Atterrés par la détérioration rapide de sa santé, ses amis parisiens se dirent un jour : “Il décroche.” Mais l’humour aidait cet homme à assumer son triste sort ; ainsi avait-il coutume de dire que ses amis faisaient les “trois huit” auprès de lui : les premiers, les plus mondains (des journalistes, des comtesses, des aristocrates autrichiens etc…) lui tenaient compagnie au café depuis le crépuscule jusqu’à minuit. La seconde fournée était composée d’amis proches et intimes comme Arthur Koestler et Stefan Zweig qui restaient à ses côtés jusqu’aux environs de trois heures du matin. Enfin arrivait le tour de Joseph Gottfarstein, l’ami de toujours, qui demeurait avec lui jusqu’à l’aube. Ma mort, disait pourtant Roth, sera sûrement aussi solitaire que l’est déjà mon existence présente…

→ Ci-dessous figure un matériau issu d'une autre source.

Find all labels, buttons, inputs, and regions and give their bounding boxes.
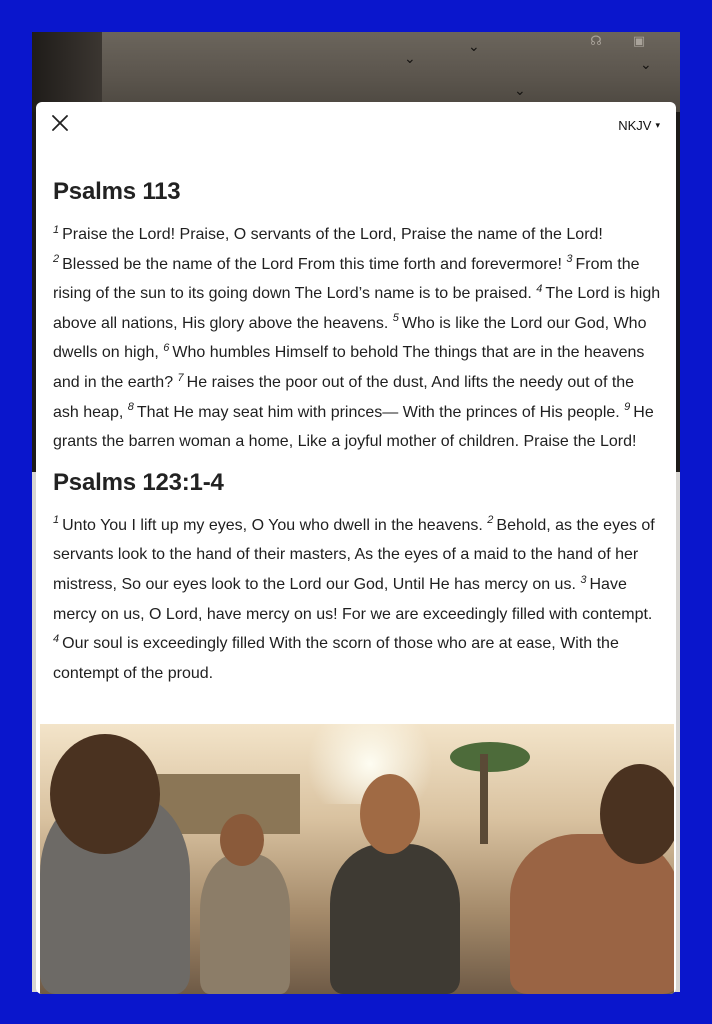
close-button[interactable] [48, 111, 72, 135]
chevron-down-icon: ▾ [655, 119, 660, 130]
verse-number: 1 [53, 514, 60, 527]
figure-center-head [360, 774, 420, 854]
verse: $^1$ Praise the Lord! Praise, O servants of the Lord, Praise the name of the Lord! [53, 223, 603, 243]
headphones-icon[interactable]: ☊ [590, 34, 602, 49]
verse: $^6$ Who humbles Himself to behold The things that are in the heavens and in the earth? [53, 342, 645, 391]
verse: $^4$ Our soul is exceedingly filled With the scorn of those who are at ease, With the contempt of the proud. [53, 632, 619, 682]
video-icon[interactable]: ▣ [632, 34, 646, 49]
verse-number: 4 [536, 282, 543, 295]
passage-title: Psalms 123:1-4 [53, 468, 224, 496]
verse-number: 3 [580, 573, 587, 586]
verse-number: 2 [53, 253, 60, 266]
background-header-image [32, 32, 680, 112]
palm-tree-trunk [480, 754, 488, 844]
verse-number: 2 [487, 514, 494, 527]
verse-number: 8 [127, 401, 134, 414]
verse: $^8$ That He may seat him with princes— With the princes of His people. [127, 401, 620, 421]
passage-content [53, 178, 663, 688]
verse: $^9$ He grants the barren woman a home, Like a joyful mother of children. Praise the Lord! [53, 401, 654, 451]
passage-text [53, 511, 663, 689]
figure-left-head [50, 734, 160, 854]
figure-mid-left [200, 854, 290, 994]
verse: $^1$ Unto You I lift up my eyes, O You who dwell in the heavens. [53, 514, 483, 534]
bird-icon: ⌄ [404, 51, 416, 67]
version-selector[interactable] [618, 116, 660, 134]
bird-icon: ⌄ [468, 39, 480, 55]
bird-icon: ⌄ [640, 57, 652, 73]
verse-number: 3 [566, 253, 573, 266]
passage-title: Psalms 113 [53, 178, 181, 205]
passage-modal [36, 102, 676, 994]
figure-center-robe [330, 844, 460, 994]
verse-number: 1 [53, 223, 60, 236]
verse: $^7$ He raises the poor out of the dust, And lifts the needy out of the ash heap, [53, 371, 635, 421]
verse: $^5$ Who is like the Lord our God, Who dwells on high, [53, 312, 647, 362]
illustration-image [40, 724, 674, 994]
verse-number: 5 [392, 312, 399, 325]
verse: $^2$ Blessed be the name of the Lord From this time forth and forevermore! [53, 253, 562, 273]
passage-text [53, 220, 663, 457]
verse: $^3$ Have mercy on us, O Lord, have mercy on us! For we are exceedingly filled with contempt. [53, 573, 653, 623]
cliff-silhouette [32, 32, 102, 112]
verse: $^2$ Behold, as the eyes of servants look to the hand of their masters, As the eyes of a maid to the hand of her mistress, So our eyes look to the Lord our God, Until He has mercy on us. [53, 514, 655, 593]
verse: $^3$ From the rising of the sun to its going down The Lord’s name is to be praised. [53, 253, 640, 303]
verse-number: 6 [163, 342, 170, 355]
close-icon [48, 111, 72, 135]
verse-number: 9 [624, 401, 631, 414]
bird-icon: ⌄ [514, 83, 526, 99]
verse-number: 4 [53, 632, 60, 645]
figure-right-head [600, 764, 674, 864]
figure-mid-left-head [220, 814, 264, 866]
modal-header [36, 102, 676, 146]
verse: $^4$ The Lord is high above all nations, His glory above the heavens. [53, 282, 661, 332]
palm-tree-leaves [450, 742, 530, 772]
version-label: NKJV [618, 117, 652, 133]
verse-number: 7 [177, 371, 184, 384]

Lorsque paraît ce roman intitulé Job (en français Le poids de la grâce) qui se déroule au beau milieu du judaïsme d’Europe de l’est, un sinistre compte à rebours a déjà commencé à l’insu des futures victimes : mû par de sombres pressentiments, Roth cherche à ériger un monument à des juifs que la barbarie nazie va éliminer en tout premier lieu.

Un misérable melammed, maître d’instruction religieuse, vit avec son épouse Déborah et ses trois enfants. Les conditions de vie sont extrêmement dures mais au moins toute la famille se porte bien jusqu’au jour où la mère met au monde un troisième fils qui présente des caractéristiques génétiques étranges. Le père comme la mère hésitent à consulter se fiant à la miséricorde divine puisque, comme chacun sait, la guérison ne peut venir que de Dieu. A la faveur d’une vaccination obligatoire des habitants du Ghetto, le diagnostic d’un médecin russe tombe comme un couperet : ce dernier né que ses parents ont nommé Menouhim ce qui signifie consolations en hébreu, souffre d’épilepsie… Les descriptions que Roth donne des malformations de l’enfant sont terribles : tête disproportionné par rapport au reste du corps, jambes courtes et arquées, un regard d’où toute expression est absente et un mutisme inquiétant. Deborah ne se remet pas d’avoir donné naissance à un enfant si gravement atteint à la naissance. Méditant jour et nuit sur le malheur qui l’accable elle décide de se rendre dans une ville voisine afin de solliciter l’avis d’un célèbre rabbi. Là, les description des sentiments de la jeune femme constituent un véritable chef-d’œuvre : on assiste à cette nuit sans sommeil précédant l’entrevue si ardemment désirée, on voit Déborah fendre la foule des gens qui attendent, on l’imagine pénétrant dans la petite pièce où se tient le saint homme, donnant le dos à la porte… La consultation -pour ne pas dire la prédiction- est à la fois brève et violente : le rabbi n’accorde guère plus d’une œillade à l’enfant dans les bras de sa mère qu’il rassure sur son avenir : il vivra, prospérera et sera heureux… Mais surtout, ajoute-t-il, n’abandonnez jamais cet enfant ! Cette injonction sonne comme un rappel, voire une mise en garde prémonitoire. Revenue chez elle, la maman confia Menouhim à ses deux grands frères et à sa sœur qui le martyrisent : ils lui maintiennent la tête sous l’eau de longues minutes afin de le noyer, lui font ingurgiter du pain moisi, voire même des vers de terre, l’abandonnent sur le sable, lui font avaler du plâtre, le laissent lourdement chuter sur le sol… Rien n’y fit : Dieu ne voulait pas la mort de cet enfant. On devine la fin : les parents ne tiennent pas leur promesse, tous croient que Menouhim est mort alors qu’il se présente un jour, sous une fausse identité mais bien vivant, devant son père Mendel.

On serait tenté de voir dans cet heureux dénouement à la fois une testament et une variation sur la prophétie (Isaïe 40 ; 4) qui prédit que le “saillant deviendra uni” (wé-haya hé-‘aqob le-mishor) ou que Job, tout simplement, est comme Ménouhim, régénéré.